Who is he?
Russian scenarist and filmmaker who has directed close to 40 feature films and 20 short films since the early seventies. Sokurov was profoundly influenced by the cinema of his friend and mentor, the celebrated director Andrei Tarkovsky. Sokurov won the coveted Golden Lion at the Venice Film Festival in 2011 for his adaptation of Goethe’s Faust.
Why is he of interest?
Sokurov’s cinema has largely lived under the shadow of that of Tarkovsky and Sokurov himself has been accused of being inspired too much by his master.
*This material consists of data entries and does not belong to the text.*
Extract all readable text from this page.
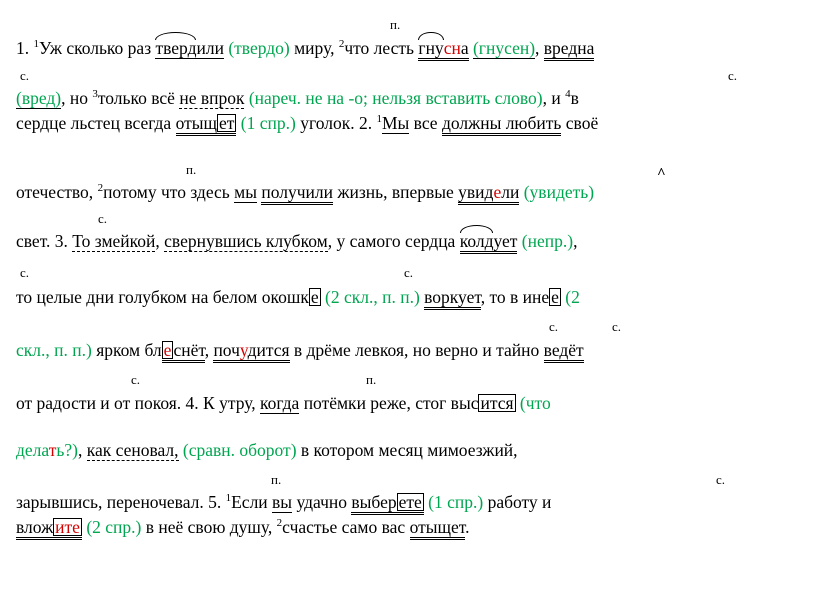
1. $^1$Уж сколько раз твердили (твердо) миру, $^2$что лесть гнусна (гнусен), вредна
(вред), но $^3$только всё не впрок (нареч. не на -о; нельзя вставить слово), и $^4$в
сердце льстец всегда отыщ ет (1 спр.) уголок. 2. $^1$Мы все должны любить своё
отечество, $^2$потому что здесь мы получили жизнь, впервые увидели (увидеть)
свет. 3. То змейкой, свернувшись клубком, у самого сердца колдует (непр.),
то целые дни голубком на белом окошк е (2 скл., п. п.) воркует, то в ине е (2
скл., п. п.) ярком бл е снёт, почудится в дрёме левкоя, но верно и тайно ведёт
от радости и от покоя. 4. К утру, когда потёмки реже, стог выс ится (что
делать?), как сеновал, (сравн. оборот) в котором месяц мимоезжий,
зарывшись, переночевал. 5. $^1$Если вы удачно выбер ете (1 спр.) работу и
влож ите (2 спр.) в неё свою душу, $^2$счастье само вас отыщет.
п.
с.	с.
п.	^
с.
с.	с.
с.	с.
с.	п.
п.	с.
Nevertheless, both his historical position as a filmmaker working in the most tumultuous period of Russian history since the revolution and his recent international collaborations have helped him hold his own ground as an important film artist.
Where to discover him?
His most famous film, and justly so, Russian Ark (2002) is a glide through 300 years of Russian history as staged inside the awe-inspiring interiors of the Winter Palace in St. Petersburg. Filmed as a single, unbroken 96-minute shot, the film is more than a logistical marvel. Imagined as the last breath of the Russian aristocracy before its annihilation by the Bolsheviks, Russian Ark, in its very form, suggests the co-existence in the present of three centuries worth of cultural and historical material.